USA Today opens with a cover story on “the new homeless.” There’s a photo of a 53-year-old man sitting in his tent. It’s a “temporary situation,” he says. But the tent city in Pinellas County, Florida, may be home for longer than he expects.
“Tent cities filling up with casualties of the economy,’ says the headline. “Some middle-class workers with college degrees find themselves displaced by layoffs, foreclosures.”
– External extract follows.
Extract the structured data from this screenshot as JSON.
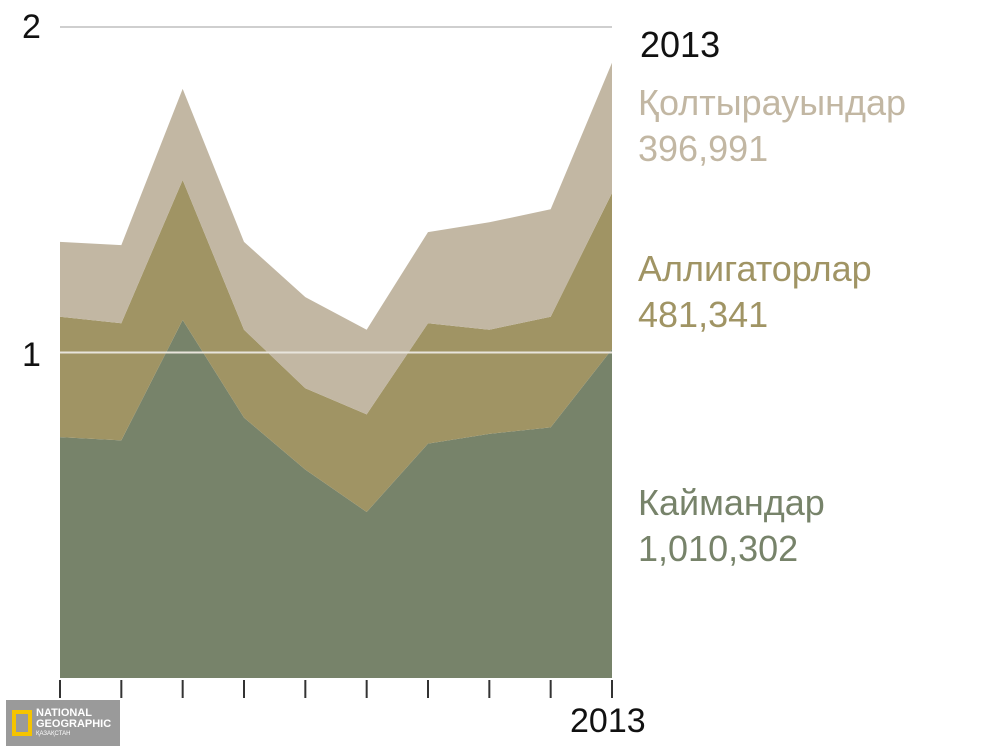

“Economy contracts ‘faster than in the 1930s,’” says a headline in today’s Financial Times. A research outfit is forecasting a drop in British national income of 4.3% – substantially worse than the government’s guess. The reason for this new outlook is that “world trade has collapsed by more than forecast,” explained an economist on the case. The report went on to forecast UK public debt at 100% of GDP.
The story is not much different in the United States. GDP is falling at a 6% annual rate. If this continues for a few years, it will make this depression worse than the Great Depression of the ’30s – which hit America much harder than it did Britain (probably thanks to the forceful response of the Hoover and Roosevelt administrations).
Equity losses last year were worse than those of ’29. It stands to reason that the next phase – the economic decline – will also be worse than the ’30s.
By our calculation, the U.S. economy carries about $20 trillion of excess debt. Until that debt is eliminated, the idea of a healthy boom is a mirage. Getting rid of that debt either involves a long, hard period of work and sacrifice – as debts are paid down. Or, it involves something much worse.
Our guess is that the feds – who still have no idea what is going on – will choose the second solution…something much worse.